The Chandi,or Durga Saptasati is devoted to Shakti, the Cosmic female principle behind the universe. Composed in seven hundred verses, it is a part of the Markandeya Purana, and is considered to be an extremely sacred work. It is believed that a daily recital of this sacred book brings safety and success.

In addition to these, there are thousands of books which serve as the basis for various sampradaya (religious sects) of Hindus.

Milestones of Spiritual Life

The need for milestones

Every spiritual aspirant is like a lonely traveler on the unknown path of the journey within -- a journey that makes him give up old associations, takes him through new vistas,allows him to leave behind milestones and finally gives him the experience of the Reality.But the process extracts its price. Old association, guidance, support, care and protection found in the external world are lost during this journey, and at times the aspirant gets the feeling of being directionless in the uncharted expanse of spiritual vastness.

This brings in the need for a systematic work on milestones in spiritual life, by referring to which any spiritual practitioner can make out where he stands in the journey within.

Unfortunately, there is no comprehensive work on this subject. Words of masters focus mostly on sadhana, with scanty references to its milestones. Also, different religions and various spiritual paths have different modes of sadhana, and hence it is difficult to have a universal yardstick of spiritual progress. However, since Sri Ramakrishna practiced various religions and religious paths, his words and experiences can be used to create a model for milestones in spiritual life.

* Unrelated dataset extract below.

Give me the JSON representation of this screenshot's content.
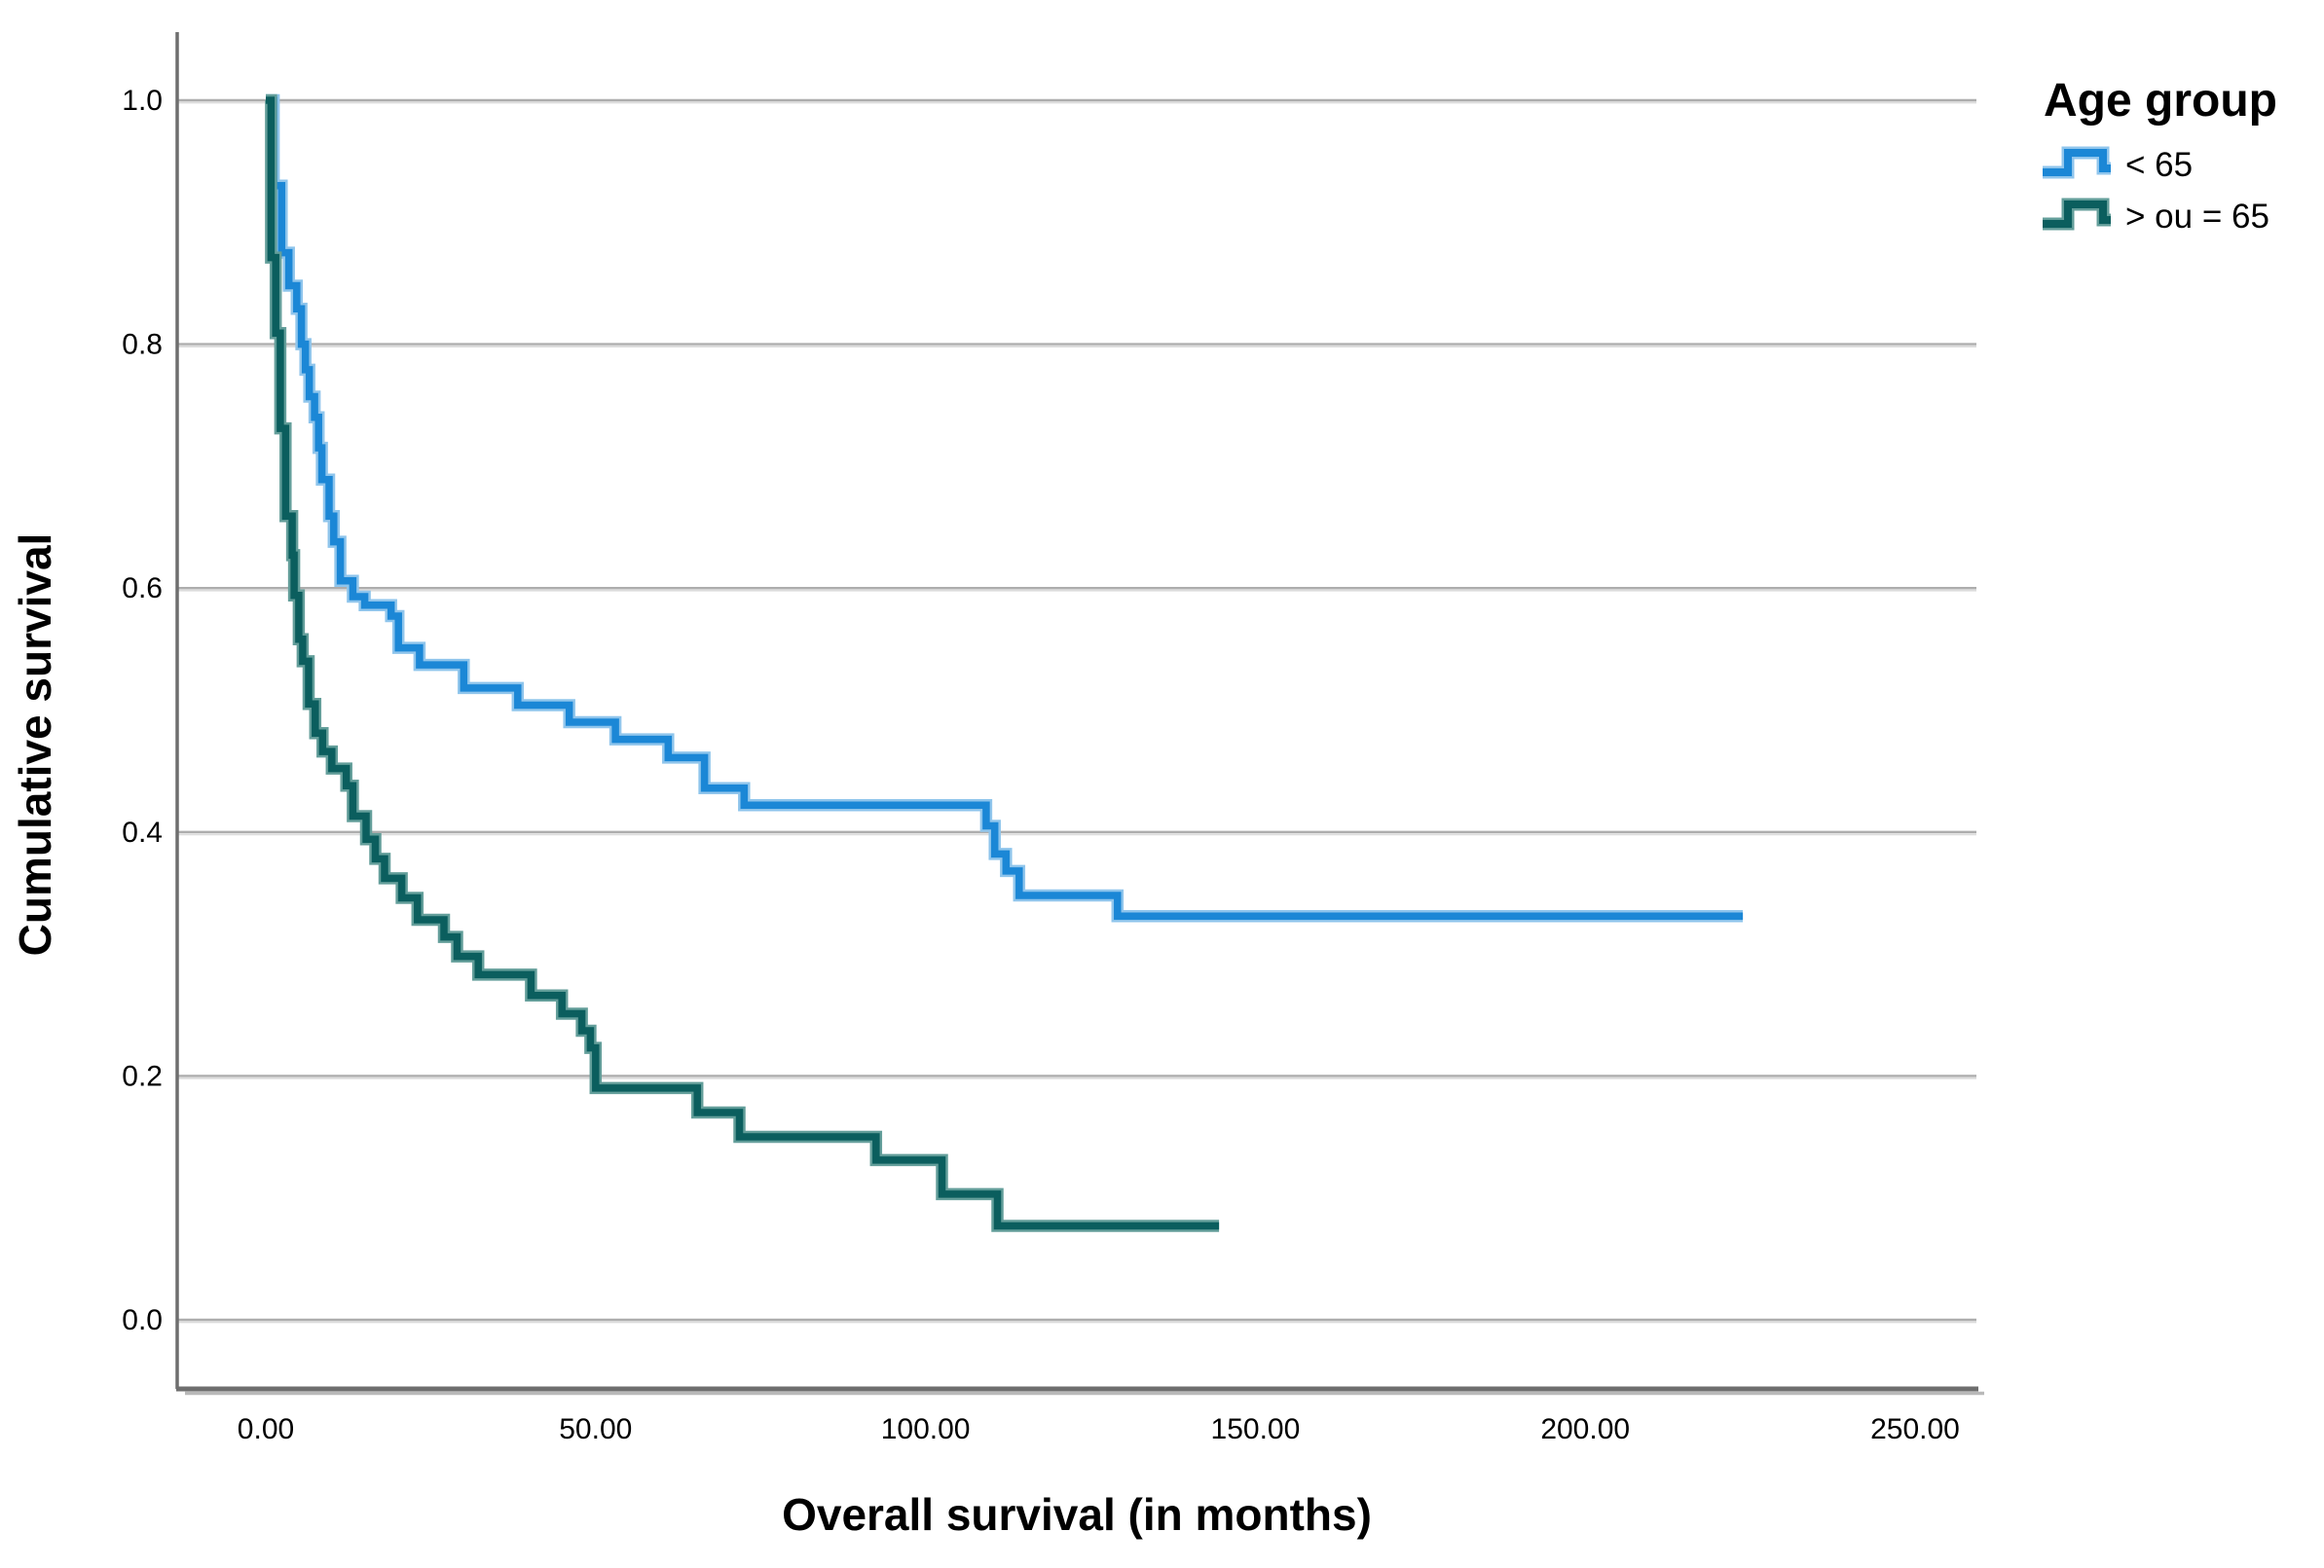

This work aims at finding the parameters of spiritual growth. Although it is not possible to objectify spiritual growth fully, this work gives a definite idea of one's state of spiritual progress.

Milestones in Nutshell

Talking of stages of spiritual growth,Sri Ramakrishna said:

'There are two indications of such knowledge. First, longing, that is to say, love for God. You may indulge in reasoning or discussion, but if you feel no longing or love, it is all futile. Second, the awakening of the Kundalini. As long as the Kundalini remains asleep, you have not attained knowledge of God.(Gospel, p.610-11).

'The first stage is that of the beginner. He studies and hears. Second is the stage of the struggling aspirant. He prays to God, meditates on him, and sings his name and glories. The third stage is that of the perfect soul. He has seen God, realized him directly and immediately in his inner consciousness. (p.344) ... The inner consciousness must be awakened through the grace of God. Through this awakening a man goes into samadhi. He often forgets that he hasa body. He gets rid of his attachment to "women and gold" and does not enjoy any talk unless it is about God. Worldly talk gives him pain. Through the awakening of the inner consciousness one realizes the all-pervading consciousness (p.734).'

Madhusudan Saraswati details the process of spiritual growth in his Gudhartha Dipika

on Bhagavad-Gita as

'Steadfastness in selfless works comes first; from that follows purification of the mind;thereafter the renunciation of all actions, led by control of sense organs etc.; then comes steadfastness in devotion to the Lord, together with vichara on the Upanisadic sentences.

From that comes steadfastness in the Knowledge of Reality.